In a late Tuesday interview with the BBC, Hadi described the Saudi-led coalition’s Operation Decisive Storm as one of the most “successful” military operations ever undertaken in the Arab world.
“I do not regret this decision at all,” he said. “Otherwise, we would not have liberated parts of the country from Aden to [the eastern province of] Al-Mahra.”
“Without the support of the coalition, these areas would still be under the control of the Houthis,” he added.
Hadi went on to assert: “If Decisive Storm had not happened, it would have been the beginning of a major civil war lasting even longer than the conflict in Somalia [that began in 1991 and remains ongoing].”
Yemen has been wracked by war since 2014, when Shia Houthi rebels overran much of the country, including Sanaa.
The loss of the capital forced Hadi and his government to take up temporary residence in Yemen’s coastal city of Aden.

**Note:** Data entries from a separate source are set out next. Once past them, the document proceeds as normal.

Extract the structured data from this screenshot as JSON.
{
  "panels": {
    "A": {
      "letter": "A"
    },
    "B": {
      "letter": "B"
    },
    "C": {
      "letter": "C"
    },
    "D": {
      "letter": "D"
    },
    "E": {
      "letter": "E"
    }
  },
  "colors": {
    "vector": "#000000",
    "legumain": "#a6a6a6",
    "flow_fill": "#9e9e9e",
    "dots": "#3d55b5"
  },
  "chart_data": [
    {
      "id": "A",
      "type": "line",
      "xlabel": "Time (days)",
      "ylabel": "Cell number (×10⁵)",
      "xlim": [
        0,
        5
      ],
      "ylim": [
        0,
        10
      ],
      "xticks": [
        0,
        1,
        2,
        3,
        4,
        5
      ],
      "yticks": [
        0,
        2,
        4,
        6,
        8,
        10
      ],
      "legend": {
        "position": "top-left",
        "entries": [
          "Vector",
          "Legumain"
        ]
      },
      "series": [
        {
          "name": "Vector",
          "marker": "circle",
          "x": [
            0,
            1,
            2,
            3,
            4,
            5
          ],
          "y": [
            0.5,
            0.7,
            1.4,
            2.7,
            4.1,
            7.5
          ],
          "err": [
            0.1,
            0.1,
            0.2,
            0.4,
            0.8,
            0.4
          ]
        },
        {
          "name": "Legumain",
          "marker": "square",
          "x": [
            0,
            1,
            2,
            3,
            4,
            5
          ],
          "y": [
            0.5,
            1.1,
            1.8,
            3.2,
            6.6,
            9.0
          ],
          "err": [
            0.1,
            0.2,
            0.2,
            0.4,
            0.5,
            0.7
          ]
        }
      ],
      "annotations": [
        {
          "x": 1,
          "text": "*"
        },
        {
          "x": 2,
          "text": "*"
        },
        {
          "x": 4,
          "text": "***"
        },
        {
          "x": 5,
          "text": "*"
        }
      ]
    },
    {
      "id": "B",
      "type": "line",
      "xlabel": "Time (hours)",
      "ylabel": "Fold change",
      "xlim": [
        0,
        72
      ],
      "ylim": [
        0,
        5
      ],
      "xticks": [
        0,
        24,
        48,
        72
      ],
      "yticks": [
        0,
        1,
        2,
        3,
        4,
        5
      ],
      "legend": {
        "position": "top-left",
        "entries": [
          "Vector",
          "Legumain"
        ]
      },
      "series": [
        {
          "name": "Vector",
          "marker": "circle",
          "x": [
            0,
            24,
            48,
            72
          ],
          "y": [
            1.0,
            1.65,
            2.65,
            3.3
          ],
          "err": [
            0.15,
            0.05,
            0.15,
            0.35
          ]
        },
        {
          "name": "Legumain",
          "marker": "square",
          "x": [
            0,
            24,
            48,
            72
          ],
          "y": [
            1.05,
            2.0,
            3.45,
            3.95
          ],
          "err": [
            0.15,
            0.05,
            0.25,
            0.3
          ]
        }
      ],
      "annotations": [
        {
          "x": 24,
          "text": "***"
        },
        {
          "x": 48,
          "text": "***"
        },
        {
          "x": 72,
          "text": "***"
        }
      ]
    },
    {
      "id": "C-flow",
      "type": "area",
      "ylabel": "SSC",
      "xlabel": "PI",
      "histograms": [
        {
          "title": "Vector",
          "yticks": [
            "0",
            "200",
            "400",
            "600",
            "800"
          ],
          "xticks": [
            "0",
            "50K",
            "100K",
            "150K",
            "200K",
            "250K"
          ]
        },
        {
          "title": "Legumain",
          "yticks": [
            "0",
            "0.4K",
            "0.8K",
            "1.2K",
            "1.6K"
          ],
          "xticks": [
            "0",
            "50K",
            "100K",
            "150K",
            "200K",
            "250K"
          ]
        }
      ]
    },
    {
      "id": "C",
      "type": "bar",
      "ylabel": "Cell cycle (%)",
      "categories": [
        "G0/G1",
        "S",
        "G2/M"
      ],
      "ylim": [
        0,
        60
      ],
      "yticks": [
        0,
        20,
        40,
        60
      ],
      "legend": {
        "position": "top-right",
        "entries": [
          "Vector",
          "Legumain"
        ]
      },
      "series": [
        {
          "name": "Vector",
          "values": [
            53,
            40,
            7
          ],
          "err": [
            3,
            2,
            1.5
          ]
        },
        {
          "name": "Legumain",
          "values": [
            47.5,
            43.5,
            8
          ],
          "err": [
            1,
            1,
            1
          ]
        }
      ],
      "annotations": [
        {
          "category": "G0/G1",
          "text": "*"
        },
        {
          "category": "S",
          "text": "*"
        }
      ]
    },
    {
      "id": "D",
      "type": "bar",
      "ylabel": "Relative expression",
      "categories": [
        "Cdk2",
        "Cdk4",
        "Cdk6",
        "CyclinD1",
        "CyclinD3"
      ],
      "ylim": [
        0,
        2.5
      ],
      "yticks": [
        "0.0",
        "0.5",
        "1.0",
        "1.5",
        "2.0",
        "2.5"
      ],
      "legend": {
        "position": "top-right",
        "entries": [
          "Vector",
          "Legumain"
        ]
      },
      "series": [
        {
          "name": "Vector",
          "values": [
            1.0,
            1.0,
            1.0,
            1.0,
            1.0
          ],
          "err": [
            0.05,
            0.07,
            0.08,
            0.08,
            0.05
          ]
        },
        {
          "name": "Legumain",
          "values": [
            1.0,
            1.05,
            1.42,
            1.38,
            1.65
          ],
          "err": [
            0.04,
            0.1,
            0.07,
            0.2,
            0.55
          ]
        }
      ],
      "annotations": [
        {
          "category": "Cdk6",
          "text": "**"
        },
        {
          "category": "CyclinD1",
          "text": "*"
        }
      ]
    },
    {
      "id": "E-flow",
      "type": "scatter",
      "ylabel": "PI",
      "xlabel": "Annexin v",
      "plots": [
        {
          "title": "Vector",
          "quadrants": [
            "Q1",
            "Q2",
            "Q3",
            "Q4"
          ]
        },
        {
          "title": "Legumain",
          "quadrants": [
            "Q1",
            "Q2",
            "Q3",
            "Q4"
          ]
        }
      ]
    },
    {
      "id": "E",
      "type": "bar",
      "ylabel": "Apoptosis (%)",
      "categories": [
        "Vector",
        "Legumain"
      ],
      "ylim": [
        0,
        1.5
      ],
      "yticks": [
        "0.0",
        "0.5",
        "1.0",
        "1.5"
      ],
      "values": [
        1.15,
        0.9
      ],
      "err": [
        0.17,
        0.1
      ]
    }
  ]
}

The conflict escalated in 2015 when Saudi Arabia and its Sunni-Arab allies -- accusing the Houthis of serving as Iranian proxies -- launched a massive air campaign in Yemen aimed at rolling back Houthi gains and shoring up Hadi’s pro-Saudi government.
UN-sponsored peace talks held in Kuwait the following year failed to end the destructive conflict.
The violence has devastated Yemen’s infrastructure, including water and sanitation systems, prompting the UN to describe the situation as “one of the worst humanitarian disasters of modern times”.